I had un délicieux croissant au beurre et une centaine de grammes de fromage. And then I kept seeing windows with more pastries and chocolates and meringues and other things that I don’t even know the name of but they looked sweet and potentially creamy. And I walked past pizza places and pommes frites and I didn’t feel like them either. So in the end for lunch I had some fresh baby radishes, cheese, baguette and ham and some strawberries. I had a snack of yoghurt in the afternoon. And for dinner I ate the rest of my radishes with a green salad and tuna.



Doctors tell me occasionally (only occasionally – it would probably be more often if they thought I’d listen) that I should eat less fried chicken and more vegetables and get more exercise. I think I’ve found the answer Doc! Just write me up a prescription for living in Paris.
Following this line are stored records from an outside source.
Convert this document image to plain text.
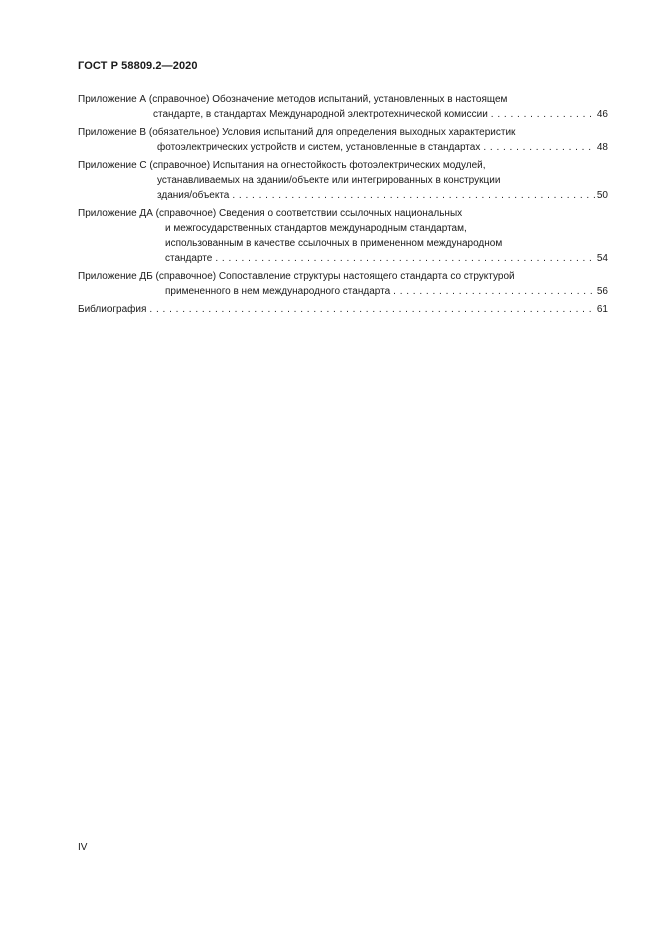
ГОСТ Р 58809.2—2020
Приложение А (справочное) Обозначение методов испытаний, установленных в настоящем
стандарте, в стандартах Международной электротехнической комиссии . . .	46
Приложение В (обязательное) Условия испытаний для определения выходных характеристик
фотоэлектрических устройств и систем, установленные в стандартах . . .	48
Приложение С (справочное) Испытания на огнестойкость фотоэлектрических модулей,
устанавливаемых на здании/объекте или интегрированных в конструкции
здания/объекта . . .	50
Приложение ДА (справочное) Сведения о соответствии ссылочных национальных
и межгосударственных стандартов международным стандартам,
использованным в качестве ссылочных в примененном международном
стандарте . . .	54
Приложение ДБ (справочное) Сопоставление структуры настоящего стандарта со структурой
примененного в нем международного стандарта . . .	56
Библиография . . .	61
IV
Having said that tomorrow is a new day. And while I fully intend for there to be lots of walking and maybe even a bike ride there will probably also be some new pastry I will immediately need to eat four more of. And cheese. There will always be cheese in my life.
Now I’m nestled into my dorm room bunk bed. My roommates seem nice. I’m adding the words ‘like’ and ‘totally’ into more sentences in the hopes that they won’t realize I’m a million years older than them. I may still earn their disdain with a remarkable effort of snoring throughout the night.

I’ll try to post again soon and often after that, although knowing me that could mean it will go either way. And I will add some photos once I can find the cord that connects my camera to my laptop (I have taken some Mum!)

And new candid statement on how I'm feeling: tired but good.